United StatesThe labor market is showing a cooling trend
The latest employment report shows that the number of non-agricultural employment increased by 22,000 in August. Prior to this, the number of non-farm employment increased by 79,000 in July (corrected from the initial 73,000), and this value was far lower than the market expectations of 75,000. BLS also pointed out that the number of non-farm employment in June has been revised down from 14,000 to 27,000, and after the correction it is -13,000 (that is, a decrease of 13,000). Among the employment data released in July, the growth rate of non-agricultural employment in May has been significantly revised down, from 144,000 to 19,000.
On August 22, Federal Reserve Chairman Jerome Powell admitted at the annual Jackson Hall Economic Seminar that the downside risks in the labor market are gradually heating up, and pointed out that tightened immigration policies have led to a "sudden slowdown" in labor supply growth.
According to data from CMEFedWatchTool, the probability of the Federal Reserve cutting interest rates by 25 basis points in each of the remaining three meetings this year and a cumulative interest rate cut of at least 75 basis points for the whole year has climbed from about 40% before the release of employment data to nearly 75%.
Currently, according to the results of interest rate futures trading, the United States expects a 100% chance of interest rate cut in September, and there is a 11.9% chance of a 50BP rate cut.
Is there room for a significant rate cut next week?
If preliminary benchmark corrections show that the U.S. labor market conditions are worse than expected, the market may see this as an opportunity for the Federal Reserve to take dovish measures at the upcoming policy meeting.

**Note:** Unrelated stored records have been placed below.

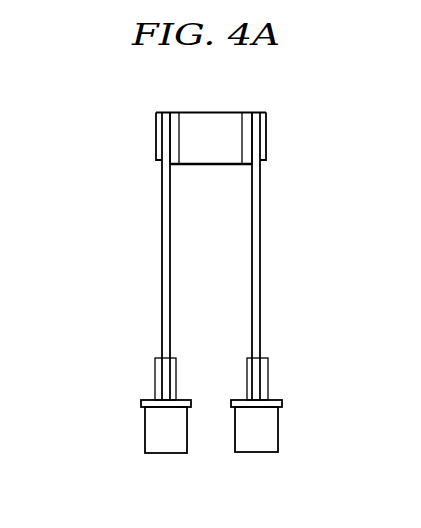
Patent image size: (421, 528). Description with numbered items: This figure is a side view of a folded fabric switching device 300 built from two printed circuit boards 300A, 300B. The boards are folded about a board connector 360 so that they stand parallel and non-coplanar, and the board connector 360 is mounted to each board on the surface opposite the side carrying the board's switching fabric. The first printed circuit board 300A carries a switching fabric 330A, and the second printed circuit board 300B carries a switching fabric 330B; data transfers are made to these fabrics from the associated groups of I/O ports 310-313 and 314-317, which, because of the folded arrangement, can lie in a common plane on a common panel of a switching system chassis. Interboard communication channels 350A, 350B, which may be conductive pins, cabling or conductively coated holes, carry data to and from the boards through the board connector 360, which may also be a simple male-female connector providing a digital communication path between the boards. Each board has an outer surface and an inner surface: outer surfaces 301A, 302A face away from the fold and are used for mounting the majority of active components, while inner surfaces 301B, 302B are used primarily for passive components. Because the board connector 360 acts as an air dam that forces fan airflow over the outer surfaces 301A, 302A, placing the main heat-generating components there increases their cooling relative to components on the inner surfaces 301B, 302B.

The folded fabric switching device 300 is at (112, 73).
The printed circuit board 300A is at (167, 239).
The printed circuit board 300B is at (256, 240).
The outer surface 301A is at (161, 313).
The inner surface 301B is at (173, 325).
The outer surface 302A is at (263, 287).
The inner surface 302B is at (250, 273).
The switching fabric 330A is at (156, 133).
The switching fabric 330B is at (266, 133).
The interboard communication channel 350A is at (175, 118).
The interboard communication channel 350B is at (247, 118).
The board connector 360 is at (210, 158).
The I/O ports 310-313 is at (111, 405).
The I/O ports 314-317 is at (310, 405).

Steve England, head of global G10 foreign exchange research and North American macro strategy at Standard Chartered Bank, pointed out that the Fed may conduct a "compensated" 50 basis point rate cut at its September meeting, just as it did in the same period last year.

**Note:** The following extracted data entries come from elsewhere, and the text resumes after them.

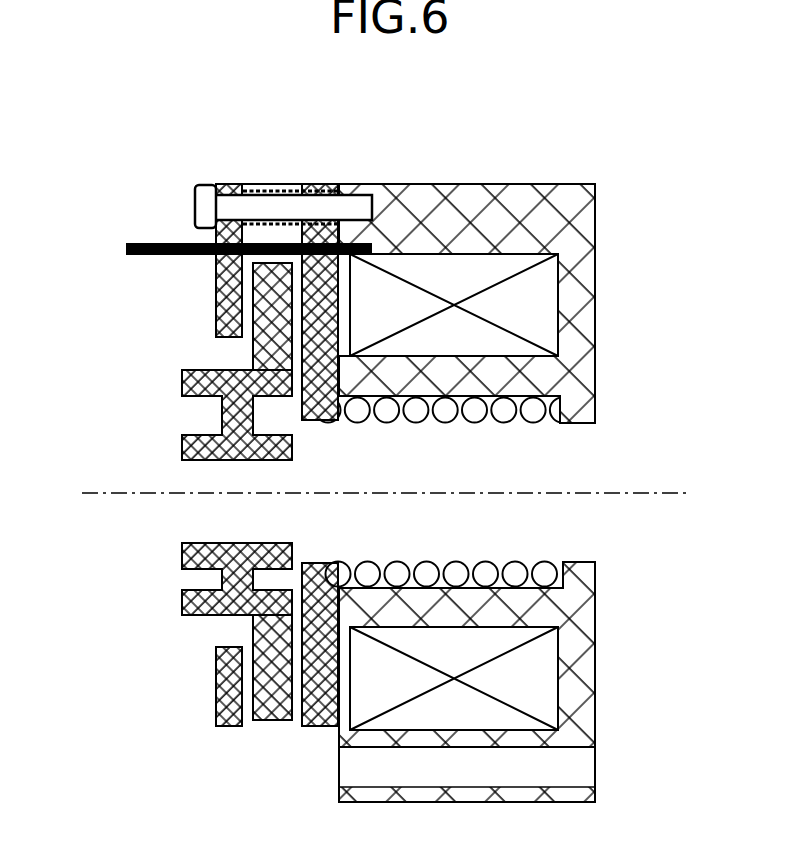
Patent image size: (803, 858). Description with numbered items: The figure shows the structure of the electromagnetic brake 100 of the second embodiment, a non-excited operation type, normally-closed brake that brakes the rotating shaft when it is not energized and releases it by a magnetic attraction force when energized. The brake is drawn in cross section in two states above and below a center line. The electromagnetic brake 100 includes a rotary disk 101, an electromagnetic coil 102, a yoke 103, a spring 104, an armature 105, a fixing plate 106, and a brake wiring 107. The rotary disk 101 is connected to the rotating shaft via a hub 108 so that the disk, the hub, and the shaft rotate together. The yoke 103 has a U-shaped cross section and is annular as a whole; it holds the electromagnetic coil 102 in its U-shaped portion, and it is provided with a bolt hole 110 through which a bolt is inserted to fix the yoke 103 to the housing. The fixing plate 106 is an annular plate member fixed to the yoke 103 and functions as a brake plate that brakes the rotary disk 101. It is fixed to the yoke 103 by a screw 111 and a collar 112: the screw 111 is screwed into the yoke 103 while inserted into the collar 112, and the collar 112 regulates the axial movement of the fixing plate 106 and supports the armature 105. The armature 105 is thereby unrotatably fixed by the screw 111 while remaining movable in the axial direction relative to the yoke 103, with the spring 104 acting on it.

The electromagnetic brake 100 is at (597, 146).
The rotary disk 101 is at (253, 350).
The electromagnetic coil 102 is at (543, 305).
The yoke 103 is at (463, 190).
The spring 104 is at (503, 413).
The armature 105 is at (318, 412).
The fixing plate 106 is at (222, 296).
The brake wiring 107 is at (150, 243).
The hub 108 is at (183, 385).
The bolt hole 110 is at (558, 788).
The screw 111 is at (197, 208).
The collar 112 is at (268, 184).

England explained: "The current market price of the Fed's interest rate cut in September is 28-29 basis points, and there is no clear change in the direction of 50 basis points. We admit that the current prediction is too early, but it is expected that the preliminary correction of employment data from April 2024 to March 2025 will support our proposed view of '50 basis points'." He added: "Taking the business life-dea adjustment method (birth-dea) The distortion effect brought by thadjustment and the more obvious downward trend of the employment population ratio, we still believe that the overall non-farm employment and unemployment rate data underestimate the degree of weakness of the labor market. "
The above content is about "[XM Foreign Exchange]: The Federal Reserve wants to "copy homework" and reduce 50 basis points? The market is actually betting on this!", which is carefully www.xmhouses.compiled and edited by the editor of XM Foreign Exchange. I hope it will be helpful to your transactions! Thanks for the support!